Actor Craig McLachlan to challenge inclusion of new evidence in defamation case
Actor Craig McLachlan is set to challenge the evidence of a new witness being used in a looming defamation trial over media allegations of sexual harassment.
McLachlan is suing the ABC, Nine and former colleague Christie Whelan Browne over claims he acted inappropriately while starring in a stage production of The Rocky Horror Show in 2014.
He claims to have been greatly injured by reports he says wrongly accused him of incidents including indecent assault, exposing himself to female cast members and bullying.
The media outlets deny they defamed the 56-year-old, but if that is unsuccessful, they will also rely on a defence of truth.
What is expected to be a four-week trial before a jury won’t start until at least April 2022, more than four years since the Gold Logie-winner first took action in the NSW Supreme Court.
The court was told on Friday the defendants had lodged a notice of motion to amend the defence case several years after it was first filed.
Defence barrister Lyndelle Barnett said Mr McLachlan’s legal team had consented to the additions aside from one aspect, revealed to be evidence from a new witness.
His barrister Kieran Smark SC told the court they would challenge whether it had been lodged too late in the proceedings and if it “should be allowed at all”.
“That person … is a new person,” he said.

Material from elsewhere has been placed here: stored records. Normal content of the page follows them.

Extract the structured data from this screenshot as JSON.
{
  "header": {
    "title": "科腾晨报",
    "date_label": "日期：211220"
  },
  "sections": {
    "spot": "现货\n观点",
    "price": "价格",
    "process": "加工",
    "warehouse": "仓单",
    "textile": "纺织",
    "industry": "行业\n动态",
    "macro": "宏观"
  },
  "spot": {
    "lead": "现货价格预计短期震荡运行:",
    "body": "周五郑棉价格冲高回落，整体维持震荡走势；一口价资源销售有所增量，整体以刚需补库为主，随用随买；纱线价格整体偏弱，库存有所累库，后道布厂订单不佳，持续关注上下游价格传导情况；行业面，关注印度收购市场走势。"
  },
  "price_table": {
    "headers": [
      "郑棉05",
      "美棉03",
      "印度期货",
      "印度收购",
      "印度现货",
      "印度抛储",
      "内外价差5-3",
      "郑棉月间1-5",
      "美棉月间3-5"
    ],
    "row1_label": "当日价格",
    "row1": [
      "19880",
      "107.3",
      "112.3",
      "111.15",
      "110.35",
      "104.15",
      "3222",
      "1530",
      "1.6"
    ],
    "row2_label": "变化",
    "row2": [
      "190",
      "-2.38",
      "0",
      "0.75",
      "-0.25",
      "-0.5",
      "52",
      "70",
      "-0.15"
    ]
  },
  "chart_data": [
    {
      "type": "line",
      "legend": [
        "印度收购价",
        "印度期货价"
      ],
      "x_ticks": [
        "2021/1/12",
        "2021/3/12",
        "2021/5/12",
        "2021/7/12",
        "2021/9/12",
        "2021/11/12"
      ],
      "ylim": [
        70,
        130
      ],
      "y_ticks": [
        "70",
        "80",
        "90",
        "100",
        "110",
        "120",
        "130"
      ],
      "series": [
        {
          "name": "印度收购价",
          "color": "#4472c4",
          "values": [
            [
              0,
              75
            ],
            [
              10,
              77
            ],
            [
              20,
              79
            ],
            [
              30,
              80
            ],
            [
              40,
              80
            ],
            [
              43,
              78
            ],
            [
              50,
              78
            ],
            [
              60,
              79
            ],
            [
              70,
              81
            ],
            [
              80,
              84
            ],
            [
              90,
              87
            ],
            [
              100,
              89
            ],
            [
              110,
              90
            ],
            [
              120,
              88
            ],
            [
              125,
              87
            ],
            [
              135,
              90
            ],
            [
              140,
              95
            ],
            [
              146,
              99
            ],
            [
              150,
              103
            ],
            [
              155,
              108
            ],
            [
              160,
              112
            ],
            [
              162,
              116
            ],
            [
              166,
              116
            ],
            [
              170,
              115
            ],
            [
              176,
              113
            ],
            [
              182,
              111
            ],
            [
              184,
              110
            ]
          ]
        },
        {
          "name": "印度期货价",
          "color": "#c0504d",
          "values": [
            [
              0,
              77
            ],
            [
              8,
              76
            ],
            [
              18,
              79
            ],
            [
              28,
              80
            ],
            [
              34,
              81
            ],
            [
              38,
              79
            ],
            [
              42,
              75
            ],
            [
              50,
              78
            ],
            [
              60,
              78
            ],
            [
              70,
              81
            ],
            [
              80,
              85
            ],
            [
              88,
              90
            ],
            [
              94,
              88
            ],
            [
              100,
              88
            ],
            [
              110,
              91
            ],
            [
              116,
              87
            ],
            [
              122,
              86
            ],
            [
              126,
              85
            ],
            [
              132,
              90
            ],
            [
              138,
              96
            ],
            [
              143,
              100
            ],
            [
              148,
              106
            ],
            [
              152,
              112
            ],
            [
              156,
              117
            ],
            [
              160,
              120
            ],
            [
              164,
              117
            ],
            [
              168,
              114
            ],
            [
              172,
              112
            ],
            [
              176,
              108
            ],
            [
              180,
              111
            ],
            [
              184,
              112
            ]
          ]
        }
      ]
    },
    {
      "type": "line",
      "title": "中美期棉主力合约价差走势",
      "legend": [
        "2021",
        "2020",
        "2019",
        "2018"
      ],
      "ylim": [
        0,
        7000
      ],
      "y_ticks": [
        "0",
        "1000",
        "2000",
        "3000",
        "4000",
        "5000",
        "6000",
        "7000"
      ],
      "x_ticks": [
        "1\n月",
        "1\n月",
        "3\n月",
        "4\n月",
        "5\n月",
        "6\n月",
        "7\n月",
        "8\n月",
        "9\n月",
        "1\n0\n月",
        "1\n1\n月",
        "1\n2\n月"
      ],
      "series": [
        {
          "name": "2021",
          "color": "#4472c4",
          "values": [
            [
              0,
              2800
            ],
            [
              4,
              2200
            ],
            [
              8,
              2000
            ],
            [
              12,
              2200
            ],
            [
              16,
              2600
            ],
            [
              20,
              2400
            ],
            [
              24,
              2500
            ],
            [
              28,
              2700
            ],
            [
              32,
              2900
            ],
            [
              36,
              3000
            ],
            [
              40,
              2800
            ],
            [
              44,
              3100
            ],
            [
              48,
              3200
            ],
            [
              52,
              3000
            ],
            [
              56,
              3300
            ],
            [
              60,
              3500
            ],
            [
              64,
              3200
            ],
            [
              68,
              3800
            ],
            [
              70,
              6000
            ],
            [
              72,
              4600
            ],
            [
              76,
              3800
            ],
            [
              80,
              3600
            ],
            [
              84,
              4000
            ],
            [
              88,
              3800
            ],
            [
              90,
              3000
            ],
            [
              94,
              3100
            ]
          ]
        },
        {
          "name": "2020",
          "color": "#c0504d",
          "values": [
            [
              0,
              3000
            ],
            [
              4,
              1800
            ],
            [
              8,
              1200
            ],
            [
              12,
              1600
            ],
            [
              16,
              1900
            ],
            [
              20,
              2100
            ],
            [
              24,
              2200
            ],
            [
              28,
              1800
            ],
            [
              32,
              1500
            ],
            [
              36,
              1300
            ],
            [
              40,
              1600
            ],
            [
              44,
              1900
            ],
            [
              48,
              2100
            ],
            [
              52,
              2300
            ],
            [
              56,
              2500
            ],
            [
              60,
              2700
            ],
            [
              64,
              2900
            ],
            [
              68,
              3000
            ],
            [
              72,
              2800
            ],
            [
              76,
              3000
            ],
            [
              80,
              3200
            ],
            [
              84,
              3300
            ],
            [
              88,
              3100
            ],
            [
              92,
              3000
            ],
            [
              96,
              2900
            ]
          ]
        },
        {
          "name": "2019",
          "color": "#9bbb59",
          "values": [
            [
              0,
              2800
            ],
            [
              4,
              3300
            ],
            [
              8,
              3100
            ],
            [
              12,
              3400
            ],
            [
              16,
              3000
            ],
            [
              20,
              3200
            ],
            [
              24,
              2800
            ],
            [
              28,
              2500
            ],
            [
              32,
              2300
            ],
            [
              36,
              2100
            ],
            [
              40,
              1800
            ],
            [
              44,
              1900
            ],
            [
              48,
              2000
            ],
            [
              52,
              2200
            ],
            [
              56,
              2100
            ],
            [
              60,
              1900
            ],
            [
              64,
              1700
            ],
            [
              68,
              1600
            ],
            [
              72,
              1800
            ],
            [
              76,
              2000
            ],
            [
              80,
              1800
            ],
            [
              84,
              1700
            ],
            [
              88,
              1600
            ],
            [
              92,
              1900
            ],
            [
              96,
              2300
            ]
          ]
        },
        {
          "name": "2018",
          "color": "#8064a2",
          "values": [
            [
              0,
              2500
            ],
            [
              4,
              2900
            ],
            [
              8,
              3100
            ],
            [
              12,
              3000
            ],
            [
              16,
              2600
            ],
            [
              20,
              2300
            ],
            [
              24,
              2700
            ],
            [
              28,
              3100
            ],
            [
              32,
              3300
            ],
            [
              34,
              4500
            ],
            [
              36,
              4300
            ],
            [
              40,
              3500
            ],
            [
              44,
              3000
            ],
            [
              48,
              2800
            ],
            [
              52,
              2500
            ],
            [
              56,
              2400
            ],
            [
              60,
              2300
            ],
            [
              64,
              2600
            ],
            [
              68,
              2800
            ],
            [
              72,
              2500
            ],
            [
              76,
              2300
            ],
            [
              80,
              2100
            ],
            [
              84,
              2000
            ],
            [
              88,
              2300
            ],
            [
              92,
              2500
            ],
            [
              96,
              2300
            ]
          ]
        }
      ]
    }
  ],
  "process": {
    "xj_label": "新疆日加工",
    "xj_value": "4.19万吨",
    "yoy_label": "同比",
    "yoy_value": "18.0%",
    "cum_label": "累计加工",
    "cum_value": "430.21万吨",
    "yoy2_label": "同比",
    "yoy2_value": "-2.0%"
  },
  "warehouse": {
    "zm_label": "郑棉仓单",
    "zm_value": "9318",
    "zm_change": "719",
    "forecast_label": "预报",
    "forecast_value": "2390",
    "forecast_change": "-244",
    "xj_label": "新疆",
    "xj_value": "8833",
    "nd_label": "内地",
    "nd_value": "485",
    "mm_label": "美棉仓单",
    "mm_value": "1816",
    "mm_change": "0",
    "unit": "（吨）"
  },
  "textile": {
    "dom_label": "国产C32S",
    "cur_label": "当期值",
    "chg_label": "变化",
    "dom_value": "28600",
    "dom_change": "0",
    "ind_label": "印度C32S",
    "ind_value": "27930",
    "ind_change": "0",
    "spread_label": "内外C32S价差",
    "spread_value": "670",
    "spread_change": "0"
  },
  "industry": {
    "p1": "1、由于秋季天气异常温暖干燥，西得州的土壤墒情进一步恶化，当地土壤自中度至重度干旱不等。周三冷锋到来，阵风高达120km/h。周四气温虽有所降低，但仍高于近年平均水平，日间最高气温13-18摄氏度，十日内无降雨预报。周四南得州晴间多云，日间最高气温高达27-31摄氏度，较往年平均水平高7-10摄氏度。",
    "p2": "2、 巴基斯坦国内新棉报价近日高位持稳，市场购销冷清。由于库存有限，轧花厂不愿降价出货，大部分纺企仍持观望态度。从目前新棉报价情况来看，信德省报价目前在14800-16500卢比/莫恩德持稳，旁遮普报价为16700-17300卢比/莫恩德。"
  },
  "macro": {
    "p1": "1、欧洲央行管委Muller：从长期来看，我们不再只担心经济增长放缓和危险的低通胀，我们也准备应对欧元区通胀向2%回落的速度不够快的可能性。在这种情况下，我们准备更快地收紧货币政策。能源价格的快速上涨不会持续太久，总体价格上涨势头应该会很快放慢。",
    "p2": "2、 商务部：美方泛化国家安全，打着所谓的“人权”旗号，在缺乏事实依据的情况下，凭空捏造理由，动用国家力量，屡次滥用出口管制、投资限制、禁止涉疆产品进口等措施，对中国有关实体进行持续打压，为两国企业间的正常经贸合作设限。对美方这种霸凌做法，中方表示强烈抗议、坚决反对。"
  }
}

Justice John Sackar set a date of October 22 for a hearing about the new evidence to determine whether it can be admitted in the trial.
Justice Sackar also told the court the jury trial would not take place before April 2022 due to its estimated length.
The proceedings launched in 2018 were stayed the following year when Mr McLachlan was charged in Victoria with assaulting and indecently assaulting four women during the stage production.
He pleaded not guilty to and was acquitted of all charges at Melbourne Magistrates Court in 2020 and promptly restarted the defamation proceedings.
The man who made his name as a heart-throb on Neighbours in the 1980s has always vehemently denied the allegations against him.
“Frankly, they seem to be simple inventions, perhaps made for financial reasons, perhaps to gain notoriety,” he said in a 2018 statement.
“In either event, they are to the best of my knowledge utterly and entirely false.”
In an interview with Channel 7’s Spotlight program this year, McLachlan claimed journalists had been keen to uncover Australia’s answer to Harvey Weinstein and said he had been pushed to consider suicide.